Star Trek: Picard Explains Key Piece of Nero's Origin Story
Star Trek: Picard's premiere episode dedicates quite a bit of time to filling in key story points of the 20-year span between Star Trek: Nemesis and this new series. Along the way, however, Picard also provides story beats that actually enrich the backstory of Nero, the ruthless Romulan miner who inadvertently created Star Trek's "Kelvin Timeline" in J.J. Abrams' Star Trek (2009). In that film, Nero (Eric Bana) is left broken by the destruction of Romulus, and travels back to the past to strike out at Starfleet, who he blames for the calamity. Well, in Star Trek: Picard we learn that perhaps Nero's anger wasn't so misplaced after all...
SPOILERS for the Star Trek: Picard premiere follow!
In the first act of Star Trek: Picard, Jean-Luc Picard is interviewed at his vineyard in France by the Federation New Network, on the anniversary of the destruction of Romulus.
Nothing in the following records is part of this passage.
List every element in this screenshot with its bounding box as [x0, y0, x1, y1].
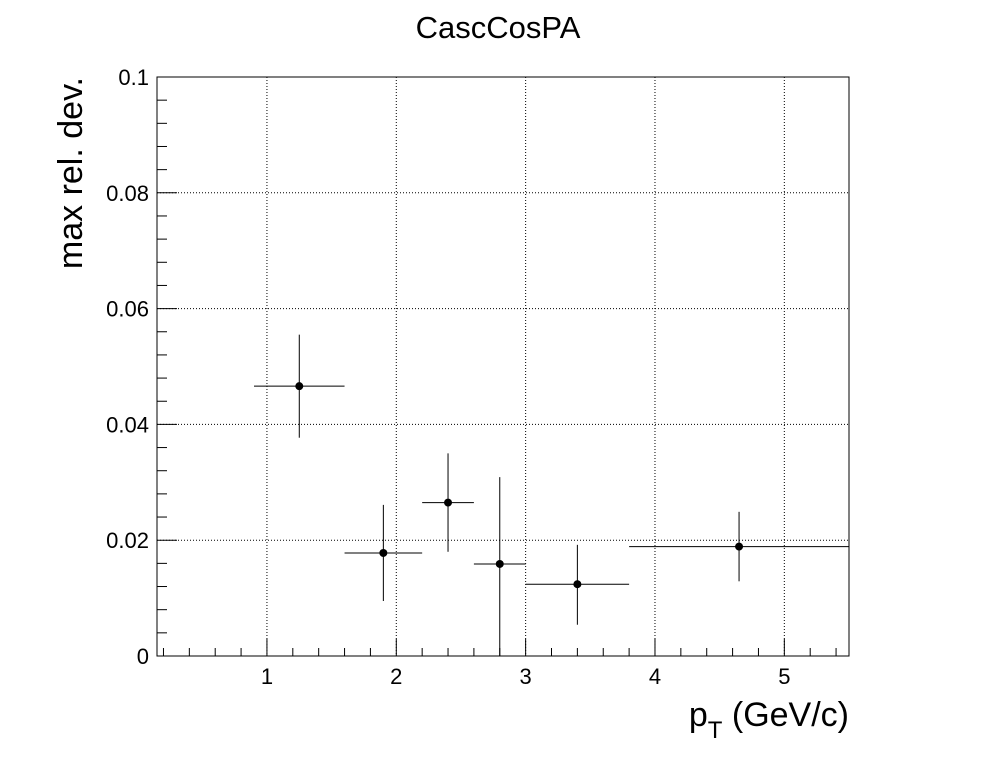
data-point — [254, 334, 345, 438]
x-axis-label-main: p — [689, 696, 708, 734]
plot-frame — [156, 76, 850, 657]
y-tick-label: 0.06 — [106, 297, 149, 322]
x-axis-label-subscript: T — [708, 717, 723, 744]
data-point — [422, 453, 474, 552]
point-marker — [735, 542, 744, 551]
y-tick-label: 0.1 — [118, 65, 149, 90]
y-tick-labels: 0 0.02 0.04 0.06 0.08 0.1 — [106, 65, 149, 669]
axis-ticks — [157, 76, 837, 657]
data-points — [254, 334, 849, 656]
y-tick-label: 0.04 — [106, 412, 149, 437]
x-tick-labels: 1 2 3 4 5 — [261, 664, 791, 689]
data-point — [629, 511, 849, 582]
x-tick-label: 3 — [520, 664, 532, 689]
point-marker — [295, 382, 304, 391]
x-axis-label-unit: (GeV/c) — [722, 696, 849, 734]
point-marker — [444, 498, 453, 507]
data-point — [473, 477, 526, 656]
point-marker — [379, 548, 388, 557]
data-point — [344, 504, 423, 601]
y-tick-label: 0.02 — [106, 528, 149, 553]
x-tick-label: 4 — [649, 664, 661, 689]
data-point — [525, 544, 630, 625]
point-marker — [495, 559, 504, 568]
y-axis-label: max rel. dev. — [52, 77, 90, 269]
chart-title: CascCosPA — [416, 10, 581, 45]
y-tick-label: 0.08 — [106, 181, 149, 206]
x-tick-label: 1 — [261, 664, 273, 689]
grid-lines — [157, 76, 849, 657]
point-marker — [573, 580, 582, 589]
y-tick-label: 0 — [137, 644, 149, 669]
x-axis-label: pT (GeV/c) — [689, 696, 849, 744]
x-tick-label: 2 — [390, 664, 402, 689]
x-tick-label: 5 — [778, 664, 790, 689]
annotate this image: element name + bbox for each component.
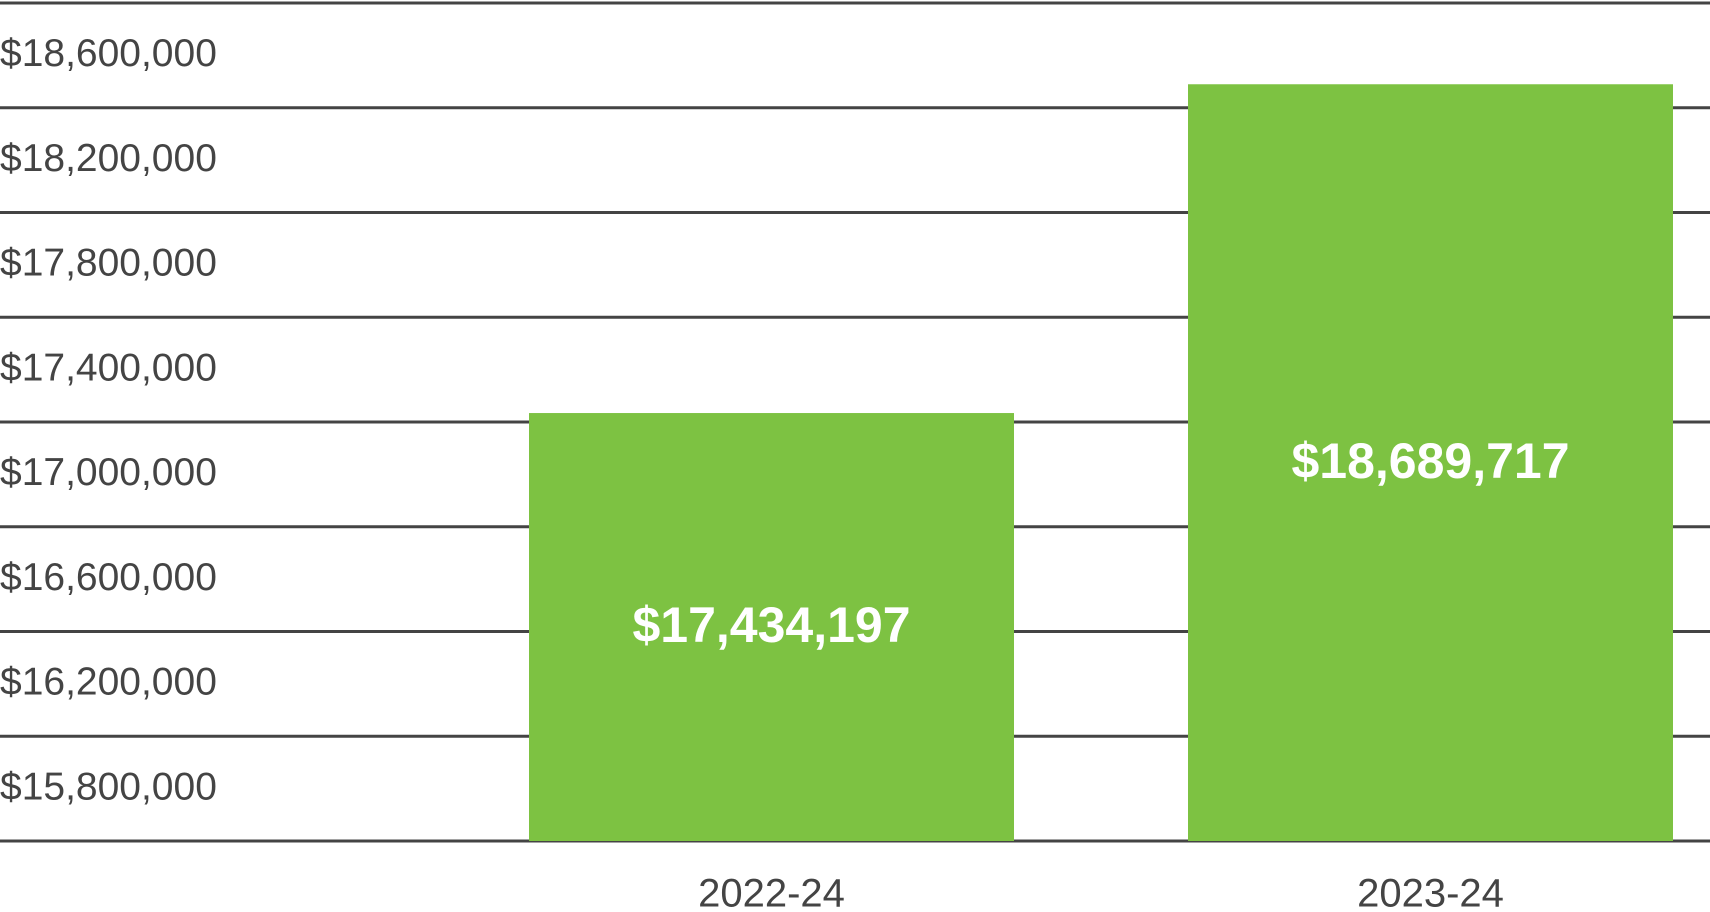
y-tick-label: $17,800,000 — [0, 242, 217, 285]
y-tick-label: $15,800,000 — [0, 765, 217, 808]
value-label: $17,434,197 — [632, 597, 910, 653]
y-tick-label: $18,200,000 — [0, 137, 217, 180]
bar — [1188, 84, 1673, 841]
x-tick-label: 2023-24 — [1357, 872, 1504, 912]
y-tick-label: $16,200,000 — [0, 661, 217, 704]
x-tick-label: 2022-24 — [698, 872, 845, 912]
y-tick-label: $17,000,000 — [0, 451, 217, 494]
y-tick-label: $18,600,000 — [0, 32, 217, 75]
y-tick-label: $16,600,000 — [0, 556, 217, 599]
bar — [529, 413, 1014, 841]
value-label: $18,689,717 — [1291, 433, 1569, 489]
y-tick-label: $17,400,000 — [0, 346, 217, 389]
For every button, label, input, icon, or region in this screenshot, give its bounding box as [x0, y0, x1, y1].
It's during that interview that we learn about the additional tragedies of Romulus' fall, which led to Picard leaving Starfleet.
As it turns out, Admiral Picard had mounted a massive evacutation of the Romulan people, which looked to be going successfully, until a group of synthetic beings went rogue and attacked shipyard on Mars. The shipyard attack ignited the gaseous atmosphere of Mars, resulting in mass deaths. After the synthetics rebelled, Starfleet banned them and ultimately abandoned the Romulan evacuation plan, resulting in much greater tragedy for the Romulan people. As Jean-Luc Picard explained:
"We withdrew. The galaxy was mourning, burying its dead, and Starfleet slunk from its duties. The decision to call off the rescue and to abandon those people we had sworn to save was not just dishonorable - it was downright criminal! And I was not prepared to stand by and be a spectator!"
Starfleet's abandonment of the Romulan people was enough to make Jean-Luc Picard so angry he broke ties with his beloved organization; imagine what it felt like for Nero. It now makes much more sense why that guy was so angry he spit when he talked.
Of course, it just so happens Star Trek: Picard showrunner Alex Kurtzman was also the the writer/producer of Star Trek (2009). So if nothing else, Kurtzman is getting the opportunity to retroactively flesh-out a somewhat one-note villain he created for the franchise. Fine by us: any connections between Star Trek movie and TV continuity are fun threads to tie.
Star Trek: Picard is now streaming on CBS All Access. New episodes are released every Thursday.